There is no show curtain for Bluebeard at the Komische Oper Berlin, just the clean, empty stage with the lights on. One wondered if this had something to do with the show’s first night having been suddenly postponed for a week just days before the scheduled opening. But soon enough, the overture starts with thunder and lightning while a small Cupid with white feather wings appears dragging a heavy cart. He is whipped on by Death who sits atop this vehicle with the bold letters “Vanitas” emblazoned on its side. Soon the carriage transforms into a stage within a stage upon which director Stefan Herheim sets the operetta with a plethora of slapstick gags, dances, special effects and allusions to current Berlin politics. More is not always better. In fact, this production would greatly benefit from some serious trimming.

Wolfgang Ablinger-Sperrhacke (Barbe-bleue) © Iko Freese | drama-berlin.de
Wolfgang Ablinger-Sperrhacke (Barbe-bleue)
© Iko Freese | drama-berlin.de

Barbe-bleue is an opéra bouffe composed by Jacques Offenbach in 1866, with a libretto by the experienced duo of Henri Meilhac and Ludovic Halévy, best known for their libretto to Bizet's Carmen. Bluebeard is of special significance to the Komische Oper since its longtime Intendant and stage director, Walter Felsenstein, staged this piece in 1963 and it ran for a total of 369 performances right up to 1992.

It is the story of a knight who marries five wives and orders each one killed when he tires of them.

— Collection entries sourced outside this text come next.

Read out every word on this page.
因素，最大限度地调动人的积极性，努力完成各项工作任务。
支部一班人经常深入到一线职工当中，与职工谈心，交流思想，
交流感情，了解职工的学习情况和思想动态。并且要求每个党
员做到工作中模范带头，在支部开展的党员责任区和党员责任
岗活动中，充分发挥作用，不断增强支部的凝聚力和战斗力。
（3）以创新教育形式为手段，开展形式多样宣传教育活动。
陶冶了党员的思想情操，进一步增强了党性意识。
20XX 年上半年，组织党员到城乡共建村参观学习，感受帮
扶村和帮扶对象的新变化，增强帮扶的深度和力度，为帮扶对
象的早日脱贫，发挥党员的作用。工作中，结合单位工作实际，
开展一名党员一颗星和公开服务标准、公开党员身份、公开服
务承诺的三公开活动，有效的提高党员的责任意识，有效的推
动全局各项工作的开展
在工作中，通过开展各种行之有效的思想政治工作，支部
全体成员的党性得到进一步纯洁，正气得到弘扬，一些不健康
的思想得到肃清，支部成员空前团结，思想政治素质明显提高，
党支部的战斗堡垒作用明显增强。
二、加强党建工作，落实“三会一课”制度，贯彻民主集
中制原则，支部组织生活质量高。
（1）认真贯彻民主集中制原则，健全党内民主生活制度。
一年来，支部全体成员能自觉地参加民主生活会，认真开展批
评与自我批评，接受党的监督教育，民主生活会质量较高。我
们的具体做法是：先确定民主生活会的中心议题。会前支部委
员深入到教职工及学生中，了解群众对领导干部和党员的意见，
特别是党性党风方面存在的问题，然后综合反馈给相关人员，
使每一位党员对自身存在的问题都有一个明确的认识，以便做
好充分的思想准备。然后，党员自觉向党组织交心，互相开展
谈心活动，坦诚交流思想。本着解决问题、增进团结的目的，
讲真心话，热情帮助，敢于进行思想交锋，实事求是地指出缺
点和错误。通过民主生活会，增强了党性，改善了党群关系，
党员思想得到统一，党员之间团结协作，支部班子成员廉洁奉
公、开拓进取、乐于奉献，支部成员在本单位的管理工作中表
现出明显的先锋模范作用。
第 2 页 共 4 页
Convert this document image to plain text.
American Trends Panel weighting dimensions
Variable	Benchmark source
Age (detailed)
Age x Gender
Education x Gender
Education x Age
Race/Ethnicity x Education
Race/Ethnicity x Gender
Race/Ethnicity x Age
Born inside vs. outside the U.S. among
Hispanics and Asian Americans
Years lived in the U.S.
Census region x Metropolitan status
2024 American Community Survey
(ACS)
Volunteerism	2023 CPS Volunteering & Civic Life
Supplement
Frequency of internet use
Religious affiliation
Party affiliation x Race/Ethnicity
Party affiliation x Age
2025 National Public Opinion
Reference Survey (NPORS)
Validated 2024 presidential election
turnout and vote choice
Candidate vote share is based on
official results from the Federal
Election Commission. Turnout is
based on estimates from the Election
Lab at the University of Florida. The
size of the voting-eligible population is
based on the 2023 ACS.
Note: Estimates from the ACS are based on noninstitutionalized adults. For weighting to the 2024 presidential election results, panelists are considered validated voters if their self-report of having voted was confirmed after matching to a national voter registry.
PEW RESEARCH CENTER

Only the sixth, Boulette, outsmarts him and joins forces with his minister and his alchemist, who had not carried out the knight’s orders, and frees all five wives from their dungeon. This being operetta, there are a total of eighteen characters, all involved in many subplots, all of which contribute to a lively chaos. Herheim has added scenes of text dealing with local Berlin politics, which are funny the first time around, but fall flat on their faces when repeated. It is sung and spoken in German, but surtitles make Herheim's text-heavy version somewhat more understandable.

<i>Barbe-bleue</i> at Komische Oper © Iko Freese | drama-berlin.de
Barbe-bleue at Komische Oper
© Iko Freese | drama-berlin.de

There are two outstanding characters who anchor this production through the sheer force of their symbiotic relationship: Cupid played by Rüdiger Frank, who is all of 1.34m tall and suffers from a bone atrophying disease that has deformed his spine considerably. Herheim emphasizes the fragility and disfigurement of Frank in this symbolic role as the bearer of love. Cupid, with his miniature white wings and a pinkish girdle, is whipped, kicked and tortured, but always manages to stand up again, if for no other purpose than to sit on a swing above the copulating multitude below, dispensing rose petals and commenting on the goings-on. His counterpart is Death, portrayed by Wolfgang Häntsch: tall, macho in black leather and grisly make-up, always on the lookout for opportunities to catch a soul unawares and take him to the Other Side.

Austrian tenor Wolfgang Ablinger-Sperrhacke is a robust Bluebeard, with an armoured costume that is reminiscent of the famous Walter Felsenstein production. The stalwart tenor Peter Renz is a caricature King Bobèche, always at the ready to use his sceptre as a symbol of his (sexual) power or as a weapon. His Queen is mezzo Christiane Oertel who fills her role with dignity. Mezzo Sarah Ferede is Boulotte, the cunning red-haired sixth wife, who has to endure being poisoned and then brought back to life again by a dildo (or is it a banana?) being duly removed from under her skirts.

Wolfgang Ablinger-Sperrhacke (Barbe-bleue) © Iko Freese | drama-berlin.de
Wolfgang Ablinger-Sperrhacke (Barbe-bleue)
© Iko Freese | drama-berlin.de

Conductor Stefan Soltesz tries to make the best of the bombastic score, delivering a wide-awake sound but there are moments when the sheer amount of action on stage jeopardizes singers and orchestra synchronisation. As a result, important comic timing suffers and threatens to derail by being too slow. Offenbach’s music and plot thrive from an overblown grotesque delivered at a speedy tempo, not dragged along as it is here. The excellent chorus sings and plays for all the score is worth.

Christof Hetzer (set design) and Esther Bialas (costumes) deliver a hodgepodge of sets and costumes styles ranging from Renaissance to Las Vegas, with a nod to traditional Bavarian and mid-century drabness.

After the various happy ends have taken place, it is time for Cupid and Death to break up and go their separate ways. But they can’t let go of each other and end up pursuing one another on the revolving stage, presumably eternally.